Whose responsibility is it to provide comparables for my appraisal?

Identifying comparables is the job of the appraiser. At Mosaic Property Valuations, we utilize CoStar and other subscription databases that allow us access to market data, as well as in-office research staff to assist in this work. In addition, we can leverage our data and experience from prior appraisals, as well as lean on our professional network to gain insights from brokers and other appraisers when needed. However, if you are aware of any comparables you would like us to consider, please communicate that to your Mosaic Property Valuations appraiser as soon as possible.

What should I do if my property’s appraised value is lower than I expected?

Ultimately, an appraisal represents a professional’s well-informed opinion as governed by the Uniform Standards of Professional Appraisal Practice (USPAP) and Financial Institutions Reform, Recovery and Enforcement Act (FIRREA). Clients often have the option to dispute a valuation.

It is important to note that major revisions to an appraisal are not unheard of, but are extremely rare. At Mosaic Property Valuations, we are open to receiving additional market data that may adjust our initial valuation. However, our comprehensive approach to valuations means it is rarely needed. We also provide consulting and auxiliary services that can help you navigate a variety of different situations once you receive your valuation, from property disputes to tax appeals and more.

What standards or criteria must real estate appraisals follow?

All appraisals performed by state-certified real estate appraisers must comply with the Uniform Standards of Professional Appraisal Practice (USPAP). In addition, appraisals for lending institutions must comply with the Financial Institutions Reform, Recovery and Enforcement Act (FIRREA). Compliance with these regulations is mandated and enforced on a state level, and non-compliance can lead to sanctions and fines.

What is an MAI designation, and is it valuable?

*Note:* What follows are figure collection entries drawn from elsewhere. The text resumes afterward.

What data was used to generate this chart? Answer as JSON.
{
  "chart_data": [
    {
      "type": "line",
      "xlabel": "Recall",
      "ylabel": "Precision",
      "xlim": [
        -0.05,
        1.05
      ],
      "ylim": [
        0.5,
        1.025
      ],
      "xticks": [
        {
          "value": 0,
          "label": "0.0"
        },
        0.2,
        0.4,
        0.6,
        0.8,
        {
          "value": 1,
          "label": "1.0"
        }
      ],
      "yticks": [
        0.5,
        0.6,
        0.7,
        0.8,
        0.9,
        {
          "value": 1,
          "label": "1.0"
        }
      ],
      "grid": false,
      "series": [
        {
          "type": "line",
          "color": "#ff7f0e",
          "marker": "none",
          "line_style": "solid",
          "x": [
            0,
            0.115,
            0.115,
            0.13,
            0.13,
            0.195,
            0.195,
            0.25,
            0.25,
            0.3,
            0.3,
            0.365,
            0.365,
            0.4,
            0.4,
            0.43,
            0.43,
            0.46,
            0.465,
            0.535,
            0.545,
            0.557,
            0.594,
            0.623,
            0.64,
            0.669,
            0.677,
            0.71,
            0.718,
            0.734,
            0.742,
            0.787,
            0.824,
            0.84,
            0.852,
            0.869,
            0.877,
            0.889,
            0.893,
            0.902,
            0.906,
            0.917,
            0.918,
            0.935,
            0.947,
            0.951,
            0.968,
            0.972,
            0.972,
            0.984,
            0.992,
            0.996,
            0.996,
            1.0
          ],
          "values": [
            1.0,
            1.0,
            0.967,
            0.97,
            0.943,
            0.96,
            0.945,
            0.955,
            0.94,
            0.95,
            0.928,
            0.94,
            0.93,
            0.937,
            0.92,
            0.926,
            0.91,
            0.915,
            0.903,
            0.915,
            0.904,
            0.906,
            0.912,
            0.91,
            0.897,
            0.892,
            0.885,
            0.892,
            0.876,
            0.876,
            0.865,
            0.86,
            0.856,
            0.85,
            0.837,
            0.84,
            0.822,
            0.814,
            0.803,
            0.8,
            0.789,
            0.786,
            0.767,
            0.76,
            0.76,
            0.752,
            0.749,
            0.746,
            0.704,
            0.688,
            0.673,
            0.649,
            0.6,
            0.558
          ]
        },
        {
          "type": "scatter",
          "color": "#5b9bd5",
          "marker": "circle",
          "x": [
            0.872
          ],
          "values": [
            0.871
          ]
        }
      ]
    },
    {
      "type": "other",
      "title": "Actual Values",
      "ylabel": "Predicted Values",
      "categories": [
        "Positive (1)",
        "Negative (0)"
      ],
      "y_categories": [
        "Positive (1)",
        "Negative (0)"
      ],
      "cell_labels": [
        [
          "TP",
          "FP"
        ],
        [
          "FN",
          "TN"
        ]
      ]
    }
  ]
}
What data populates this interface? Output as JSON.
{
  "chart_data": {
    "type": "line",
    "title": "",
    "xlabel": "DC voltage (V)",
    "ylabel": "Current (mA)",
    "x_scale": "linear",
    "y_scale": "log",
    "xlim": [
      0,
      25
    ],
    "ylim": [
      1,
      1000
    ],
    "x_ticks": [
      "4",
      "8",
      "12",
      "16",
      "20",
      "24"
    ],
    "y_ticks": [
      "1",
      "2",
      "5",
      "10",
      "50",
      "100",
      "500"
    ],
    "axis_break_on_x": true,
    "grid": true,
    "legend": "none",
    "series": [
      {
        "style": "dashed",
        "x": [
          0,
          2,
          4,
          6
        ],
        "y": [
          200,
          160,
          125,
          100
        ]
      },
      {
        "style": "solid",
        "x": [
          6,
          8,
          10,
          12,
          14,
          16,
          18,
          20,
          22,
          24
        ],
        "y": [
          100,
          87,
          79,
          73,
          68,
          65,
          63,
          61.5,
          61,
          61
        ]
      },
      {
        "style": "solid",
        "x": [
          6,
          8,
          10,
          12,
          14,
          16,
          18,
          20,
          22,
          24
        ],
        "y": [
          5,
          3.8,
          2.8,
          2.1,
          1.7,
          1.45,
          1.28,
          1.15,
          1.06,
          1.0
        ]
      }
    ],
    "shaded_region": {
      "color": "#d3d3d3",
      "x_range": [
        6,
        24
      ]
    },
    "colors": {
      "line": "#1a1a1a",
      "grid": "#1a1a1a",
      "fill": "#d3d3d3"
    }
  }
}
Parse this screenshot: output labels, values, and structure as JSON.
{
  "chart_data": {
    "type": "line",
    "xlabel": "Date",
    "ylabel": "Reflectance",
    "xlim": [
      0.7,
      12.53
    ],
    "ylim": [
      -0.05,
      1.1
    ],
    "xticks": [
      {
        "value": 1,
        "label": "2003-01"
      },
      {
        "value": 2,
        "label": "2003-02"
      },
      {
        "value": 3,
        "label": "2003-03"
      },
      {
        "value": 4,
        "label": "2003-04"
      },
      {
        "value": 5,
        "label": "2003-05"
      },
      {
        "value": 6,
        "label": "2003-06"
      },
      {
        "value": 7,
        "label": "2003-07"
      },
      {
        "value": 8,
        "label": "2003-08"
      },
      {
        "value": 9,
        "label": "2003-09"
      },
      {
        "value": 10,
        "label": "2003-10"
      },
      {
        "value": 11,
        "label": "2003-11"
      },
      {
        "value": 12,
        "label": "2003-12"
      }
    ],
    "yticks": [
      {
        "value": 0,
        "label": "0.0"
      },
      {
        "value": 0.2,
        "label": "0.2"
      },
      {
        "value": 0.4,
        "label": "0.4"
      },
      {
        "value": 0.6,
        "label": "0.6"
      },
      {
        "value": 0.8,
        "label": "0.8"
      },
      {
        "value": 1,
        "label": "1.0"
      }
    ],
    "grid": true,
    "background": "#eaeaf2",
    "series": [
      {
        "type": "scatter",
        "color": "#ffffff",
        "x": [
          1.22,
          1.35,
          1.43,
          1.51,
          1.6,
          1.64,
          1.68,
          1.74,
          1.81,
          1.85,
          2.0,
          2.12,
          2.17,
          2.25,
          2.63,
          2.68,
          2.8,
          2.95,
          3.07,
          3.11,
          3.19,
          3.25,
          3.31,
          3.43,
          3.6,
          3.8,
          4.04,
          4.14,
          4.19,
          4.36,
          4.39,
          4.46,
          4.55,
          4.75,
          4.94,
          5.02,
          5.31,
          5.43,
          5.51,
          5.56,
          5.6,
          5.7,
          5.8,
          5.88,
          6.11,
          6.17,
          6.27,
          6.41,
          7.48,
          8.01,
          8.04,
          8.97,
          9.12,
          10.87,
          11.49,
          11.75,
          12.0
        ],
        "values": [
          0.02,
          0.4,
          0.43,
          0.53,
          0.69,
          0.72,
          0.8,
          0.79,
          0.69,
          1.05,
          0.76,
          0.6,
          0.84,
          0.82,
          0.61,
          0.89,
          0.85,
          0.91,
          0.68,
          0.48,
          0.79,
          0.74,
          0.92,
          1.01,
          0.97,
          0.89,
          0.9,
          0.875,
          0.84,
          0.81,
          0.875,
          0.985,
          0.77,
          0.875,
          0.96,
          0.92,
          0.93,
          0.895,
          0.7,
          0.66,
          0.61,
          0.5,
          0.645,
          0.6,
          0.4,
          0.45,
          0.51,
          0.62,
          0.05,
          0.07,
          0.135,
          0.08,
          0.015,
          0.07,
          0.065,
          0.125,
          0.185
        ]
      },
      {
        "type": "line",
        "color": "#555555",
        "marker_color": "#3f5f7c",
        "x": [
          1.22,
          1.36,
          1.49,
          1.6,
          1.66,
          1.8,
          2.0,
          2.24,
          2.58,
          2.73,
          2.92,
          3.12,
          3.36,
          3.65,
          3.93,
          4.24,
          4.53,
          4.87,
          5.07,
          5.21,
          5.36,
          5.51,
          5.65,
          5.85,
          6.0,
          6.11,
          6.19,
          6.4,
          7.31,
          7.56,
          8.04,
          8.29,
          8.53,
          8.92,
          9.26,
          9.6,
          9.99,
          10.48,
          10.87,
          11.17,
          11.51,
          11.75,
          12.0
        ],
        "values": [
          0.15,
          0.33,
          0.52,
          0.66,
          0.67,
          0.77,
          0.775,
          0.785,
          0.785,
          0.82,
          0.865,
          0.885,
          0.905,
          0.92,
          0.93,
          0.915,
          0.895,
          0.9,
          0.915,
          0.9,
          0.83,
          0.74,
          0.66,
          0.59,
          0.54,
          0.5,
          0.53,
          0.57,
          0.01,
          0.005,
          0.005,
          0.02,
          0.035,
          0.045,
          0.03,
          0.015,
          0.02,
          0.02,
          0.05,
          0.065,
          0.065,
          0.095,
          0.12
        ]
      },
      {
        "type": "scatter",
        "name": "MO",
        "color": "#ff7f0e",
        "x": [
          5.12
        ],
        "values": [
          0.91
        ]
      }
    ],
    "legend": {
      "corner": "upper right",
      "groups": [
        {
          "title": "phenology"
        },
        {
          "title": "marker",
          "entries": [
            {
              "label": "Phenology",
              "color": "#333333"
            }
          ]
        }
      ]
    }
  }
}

MAI Designated Members are recognized by the Appraisal Institute, an international association of real estate appraisers, for their professional achievement and integrity. An MAI demonstrates significant experience and expertise, both complex and wide-ranging valuation abilities, commitment to ongoing professional development, and adherence to high standards of ethics and professionalism. At Mosaic Property Valuations, our office is led by two MAIs: Senior Managing Directors Arthur L. Schwertz, MAI, ASA, and D. Parker Moring, Jr., MAI.